The Peel Region (Ontario, Canada) is getting electronic sewer maps to replace paper. GPS is getting all the credit; no sign of GIS.
The new software — a joint project between Peel and the Toronto and Region Conservation Authority — is electronically mapping the region’s vast subterranean storm water sewer system at millions of points, including sewer and land elevations just 10 metres apart.

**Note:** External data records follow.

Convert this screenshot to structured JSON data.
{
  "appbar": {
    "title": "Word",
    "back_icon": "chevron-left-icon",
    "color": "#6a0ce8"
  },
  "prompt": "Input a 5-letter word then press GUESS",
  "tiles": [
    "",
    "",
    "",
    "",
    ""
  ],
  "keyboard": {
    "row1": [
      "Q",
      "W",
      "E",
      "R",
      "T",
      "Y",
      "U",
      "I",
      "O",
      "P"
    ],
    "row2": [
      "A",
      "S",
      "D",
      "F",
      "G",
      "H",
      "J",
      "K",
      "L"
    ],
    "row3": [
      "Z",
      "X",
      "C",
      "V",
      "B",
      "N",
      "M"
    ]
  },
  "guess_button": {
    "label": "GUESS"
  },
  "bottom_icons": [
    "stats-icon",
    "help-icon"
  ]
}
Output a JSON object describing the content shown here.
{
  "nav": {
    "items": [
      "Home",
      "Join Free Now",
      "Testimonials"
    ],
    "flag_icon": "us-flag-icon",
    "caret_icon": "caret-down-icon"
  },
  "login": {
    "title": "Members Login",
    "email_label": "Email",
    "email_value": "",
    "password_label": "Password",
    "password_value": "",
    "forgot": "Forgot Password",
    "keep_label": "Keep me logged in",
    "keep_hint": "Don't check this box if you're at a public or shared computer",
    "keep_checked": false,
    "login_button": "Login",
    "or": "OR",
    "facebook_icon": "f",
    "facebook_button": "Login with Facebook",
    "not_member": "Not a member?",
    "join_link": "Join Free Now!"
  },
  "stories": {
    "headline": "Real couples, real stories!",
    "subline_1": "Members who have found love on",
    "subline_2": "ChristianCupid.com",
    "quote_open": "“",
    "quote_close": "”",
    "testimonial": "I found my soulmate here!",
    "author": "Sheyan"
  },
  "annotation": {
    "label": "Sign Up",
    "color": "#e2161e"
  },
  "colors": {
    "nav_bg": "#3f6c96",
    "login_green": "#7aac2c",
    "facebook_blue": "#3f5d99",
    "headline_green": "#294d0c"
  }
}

When it’s ready, within a few months, the GPS-enabled system built by Angus GeoSolutions Inc. will allow officials to pinpoint, in real time, the trajectory of the spill along a storm sewer and the precise point where it would flow into and contaminate a river.
- The Star
The Environmental Protection Agency (EPA) has awarded $110,022 to the Eight Northern Indian Pueblo Council in New Mexico. The funds will be used to support capacity building efforts for the Eight Northern Indian Pueblo Council staff increasing their knowledge and understanding of air quality management in Indian Country as well as provide assessments on two of their member tribes by conducting emissions inventories within each tribes jurisdictional boundaries. The Council is a consortium which will facilitate Geographic Information System (GIS) analysis and modeling training in order to better understand how air quality management can be used to support current and future emissions inventory development.